Rispetto a un anno fa le vendite al dettaglio aumentano in valore, ma prevalentemente per l’aumento dei prezzi, molto meno per il volume di beni acquistati. Fino alla cartina di tornasole relativa ai beni alimentari, che registrano una diminuzione sia in valore (-0,5 per cento) sia soprattutto in volume di beni acquistati (-6 per cento).  Cosa significa è chiaro: si spende di più e si acquista di meno.

Ma attenzione: di fronte alle incognite del prossimo periodo, che possono portare a un ulteriore rallentamento delle esportazioni, un contemporaneo e consistente calo dei consumi aggraverebbe esponenzialmente il rischio paese. Il calo dei consumi, come le crisi precedenti hanno evidenziato, produce effetti non solo nella quantità di acquisti, ma anche relativamente alla loro qualità, via via più bassa come tipologia di prodotto. Nel Paese che ha nel cibo una delle caratteristiche fondamentali del Made in Italy, questo ovviamente incide di più.

Si prevede un livello inflattivo attorno al 6 per cento per tutto il 2022 e una (molto ottimistica) diminuzione nel 2023, ma comunque sempre attorno al 3 per cento. È evidente, dunque, che imprese e governo devono assumersi precise responsabilità nel trovare soluzioni a problemi che già esistevano da tempo e che si sono ulteriormente aggravati con la guerra: un loro protrarsi ancora a lungo porterebbe inevitabilmente a forti elementi di protesta sociale.

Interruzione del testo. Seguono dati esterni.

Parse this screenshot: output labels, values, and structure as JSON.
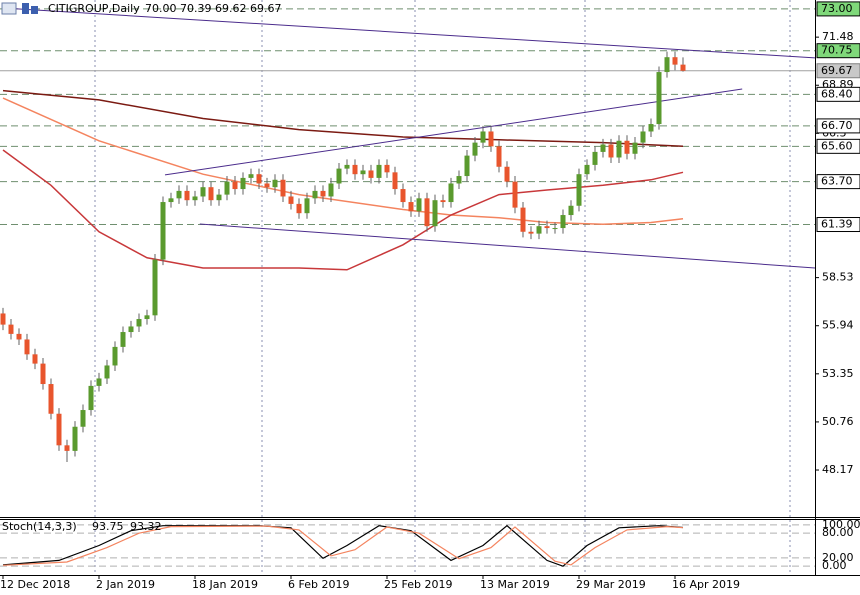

Sempre Di Vittorio, ancora oggi, nella straordinaria attualità delle sue indicazioni, spiegava come non possano convivere la stagnazione dei salari con il notevole aumento del costo della vita. E affermava che fin quando non si riuscirà a impedire con i fatti l’aumento dei prezzi sui lavoratori, non rimane altra risorsa che esigere adeguati aumenti dei salari.